Yukarıda aktarılan mevzuat hükümleri birlikte değerlendirildiğinde; 992 sayılı Kanun'da, laboratuvarları tabipler dışında kimlerin açabileceğinin açıkça sayıldığı ve bu konuda uzmanlık belgesi ile çalışabileceğinin belirlendiği, ancak dava konusu Yönetmeliğin 13. maddesinin 2. fıkrasında, tabip dışı meslek mensuplarının bu laboratuvarlarda çalışabilme imkanının ancak uzmanlık eğitimi verilen programlarda kendileri için kontenjan açılması koşuluna bağlandığı anlaşılmaktadır.

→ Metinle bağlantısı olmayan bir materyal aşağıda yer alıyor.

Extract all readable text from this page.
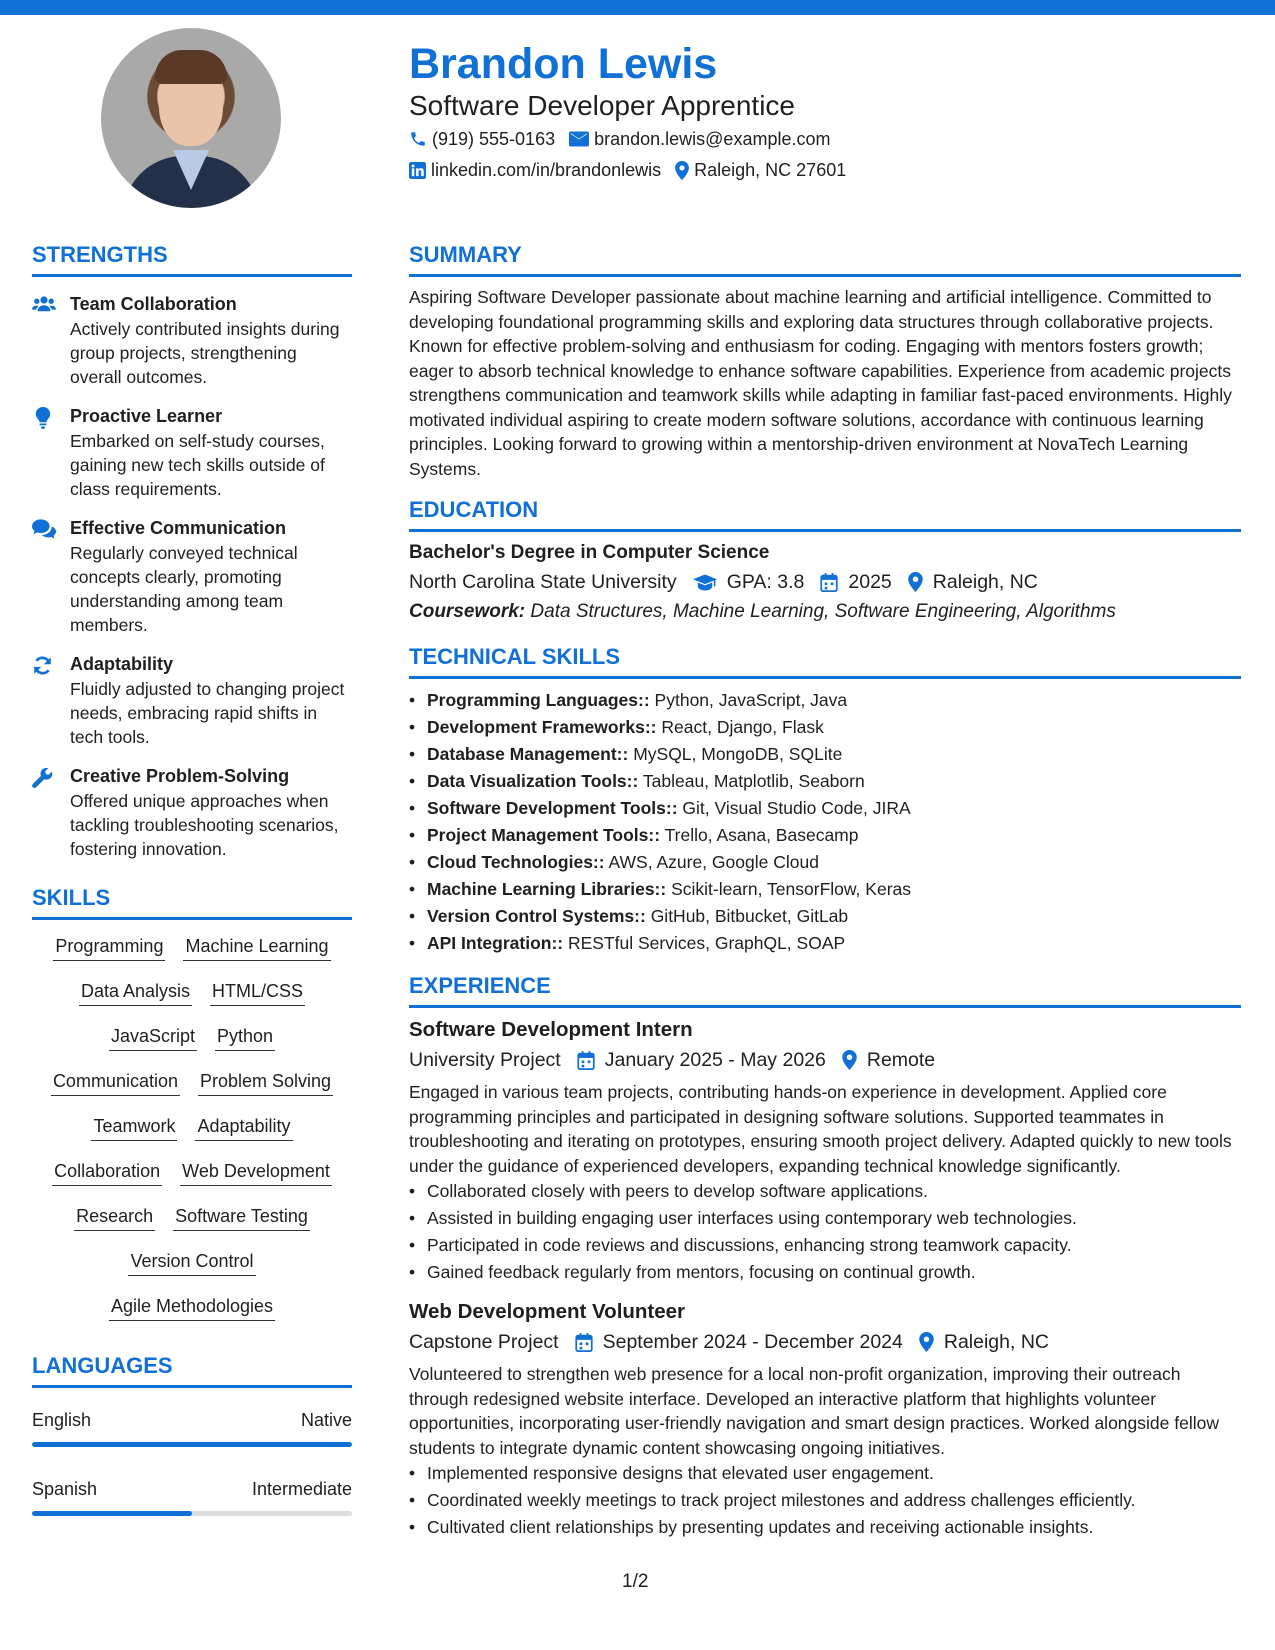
Brandon Lewis
Software Developer Apprentice
(919) 555-0163 brandon.lewis@example.com
linkedin.com/in/brandonlewis Raleigh, NC 27601
STRENGTHS
Team Collaboration
Actively contributed insights during group projects, strengthening overall outcomes.
Proactive Learner
Embarked on self-study courses, gaining new tech skills outside of class requirements.
Effective Communication
Regularly conveyed technical concepts clearly, promoting understanding among team members.
Adaptability
Fluidly adjusted to changing project needs, embracing rapid shifts in tech tools.
Creative Problem-Solving
Offered unique approaches when tackling troubleshooting scenarios, fostering innovation.
SKILLS
Programming Machine Learning
Data Analysis HTML/CSS
JavaScript Python
Communication Problem Solving
Teamwork Adaptability
Collaboration Web Development
Research Software Testing
Version Control
Agile Methodologies
LANGUAGES
English	Native
Spanish	Intermediate
SUMMARY
Aspiring Software Developer passionate about machine learning and artificial intelligence. Committed to developing foundational programming skills and exploring data structures through collaborative projects. Known for effective problem-solving and enthusiasm for coding. Engaging with mentors fosters growth; eager to absorb technical knowledge to enhance software capabilities. Experience from academic projects strengthens communication and teamwork skills while adapting in familiar fast-paced environments. Highly motivated individual aspiring to create modern software solutions, accordance with continuous learning principles. Looking forward to growing within a mentorship-driven environment at NovaTech Learning Systems.
EDUCATION
Bachelor's Degree in Computer Science
North Carolina State University	GPA: 3.8 2025 Raleigh, NC
Coursework: Data Structures, Machine Learning, Software Engineering, Algorithms
TECHNICAL SKILLS
• Programming Languages:: Python, JavaScript, Java
• Development Frameworks:: React, Django, Flask
• Database Management:: MySQL, MongoDB, SQLite
• Data Visualization Tools:: Tableau, Matplotlib, Seaborn
• Software Development Tools:: Git, Visual Studio Code, JIRA
• Project Management Tools:: Trello, Asana, Basecamp
• Cloud Technologies:: AWS, Azure, Google Cloud
• Machine Learning Libraries:: Scikit-learn, TensorFlow, Keras
• Version Control Systems:: GitHub, Bitbucket, GitLab
• API Integration:: RESTful Services, GraphQL, SOAP
EXPERIENCE
Software Development Intern
University Project January 2025 - May 2026 Remote
Engaged in various team projects, contributing hands-on experience in development. Applied core programming principles and participated in designing software solutions. Supported teammates in troubleshooting and iterating on prototypes, ensuring smooth project delivery. Adapted quickly to new tools under the guidance of experienced developers, expanding technical knowledge significantly.
• Collaborated closely with peers to develop software applications.
• Assisted in building engaging user interfaces using contemporary web technologies.
• Participated in code reviews and discussions, enhancing strong teamwork capacity.
• Gained feedback regularly from mentors, focusing on continual growth.
Web Development Volunteer
Capstone Project September 2024 - December 2024 Raleigh, NC
Volunteered to strengthen web presence for a local non-profit organization, improving their outreach through redesigned website interface. Developed an interactive platform that highlights volunteer opportunities, incorporating user-friendly navigation and smart design practices. Worked alongside fellow students to integrate dynamic content showcasing ongoing initiatives.
• Implemented responsive designs that elevated user engagement.
• Coordinated weekly meetings to track project milestones and address challenges efficiently.
• Cultivated client relationships by presenting updates and receiving actionable insights.
1/2
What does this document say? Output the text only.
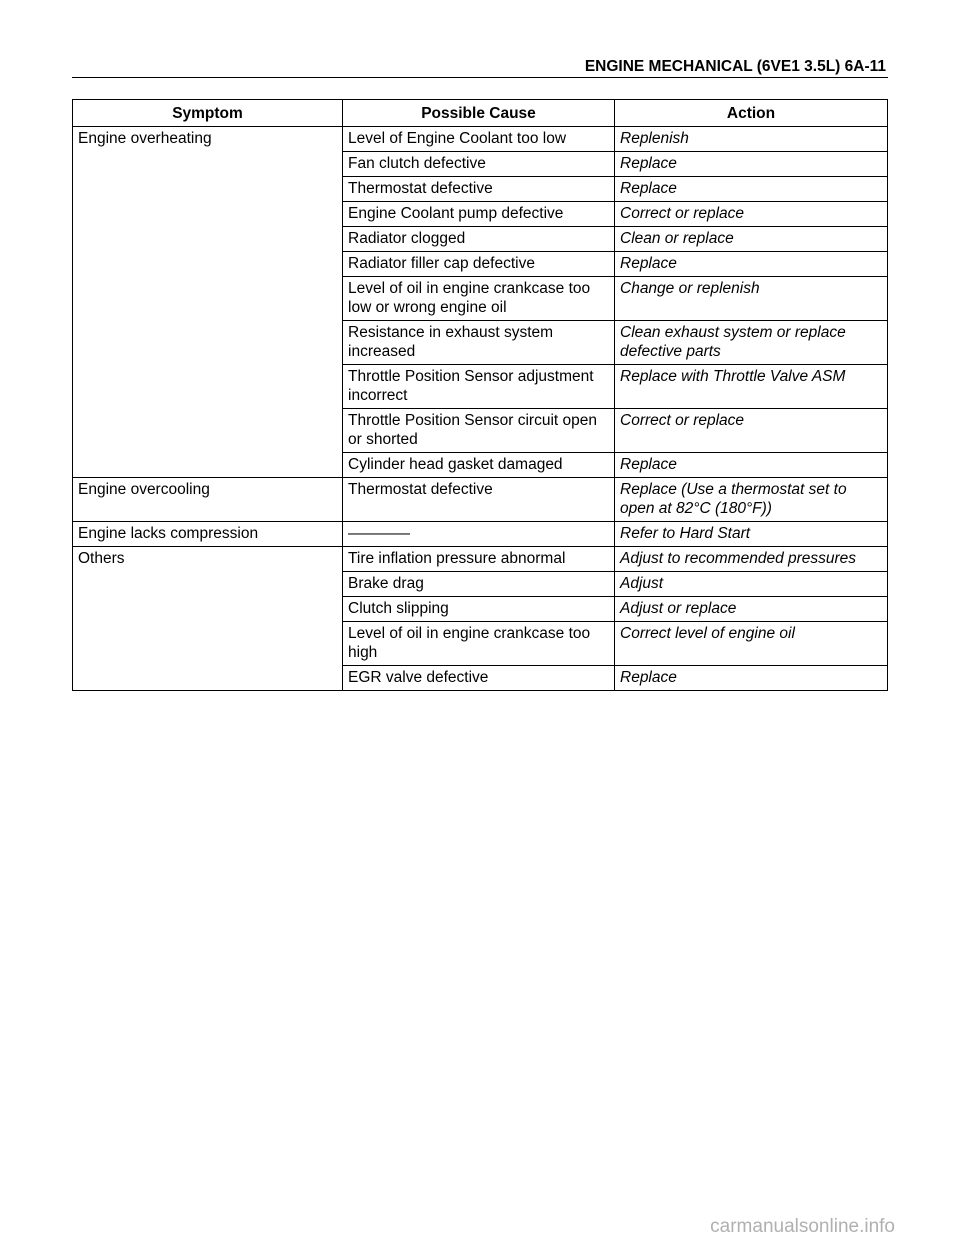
ENGINE MECHANICAL (6VE1 3.5L) 6A-11
Symptom	Possible Cause	Action
Engine overheating	Level of Engine Coolant too low	Replenish
	Fan clutch defective	Replace
	Thermostat defective	Replace
	Engine Coolant pump defective	Correct or replace
	Radiator clogged	Clean or replace
	Radiator filler cap defective	Replace
	Level of oil in engine crankcase too low or wrong engine oil	Change or replenish
	Resistance in exhaust system increased	Clean exhaust system or replace defective parts
	Throttle Position Sensor adjustment incorrect	Replace with Throttle Valve ASM
	Throttle Position Sensor circuit open or shorted	Correct or replace
	Cylinder head gasket damaged	Replace
Engine overcooling	Thermostat defective	Replace (Use a thermostat set to open at 82°C (180°F))
Engine lacks compression	————	Refer to Hard Start
Others	Tire inflation pressure abnormal	Adjust to recommended pressures
	Brake drag	Adjust
	Clutch slipping	Adjust or replace
	Level of oil in engine crankcase too high	Correct level of engine oil
	EGR valve defective	Replace
carmanualsonline.info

Bu haliyle, kontenjan belirleme yetkisini haiz idare tarafından tıp dışı meslek mensupları için kontenjan açılmaması halinde bu kişilere yetki veren 992 sayılı Kanun'un 1. maddesinin uygulanamaz duruma geleceği, bu nedenle tabip dışı meslek mensuplarının tıbbi biyokimya veya tıbbi mikrobiyoloji alanlarında uzmanlık eğitimi programına yerleştirilmelerinin kontenjan koşuluna bağlanmasının anılan Kanun'un bertaraf edilmesine yol açacağı anlaşıldığından, dava konusu Yönetmeliğin 13. maddesinin 2. fıkrasında yer alan "kendileri için kontenjan açıldığı takdirde" ibaresinde hukuka uyarlık bulunmamaktadır.
Açıklanan nedenlerle davacının temyiz isteminin kabulü ile temyize konu Daire kararının bozulması gerektiği oyuyla, karara katılmıyoruz.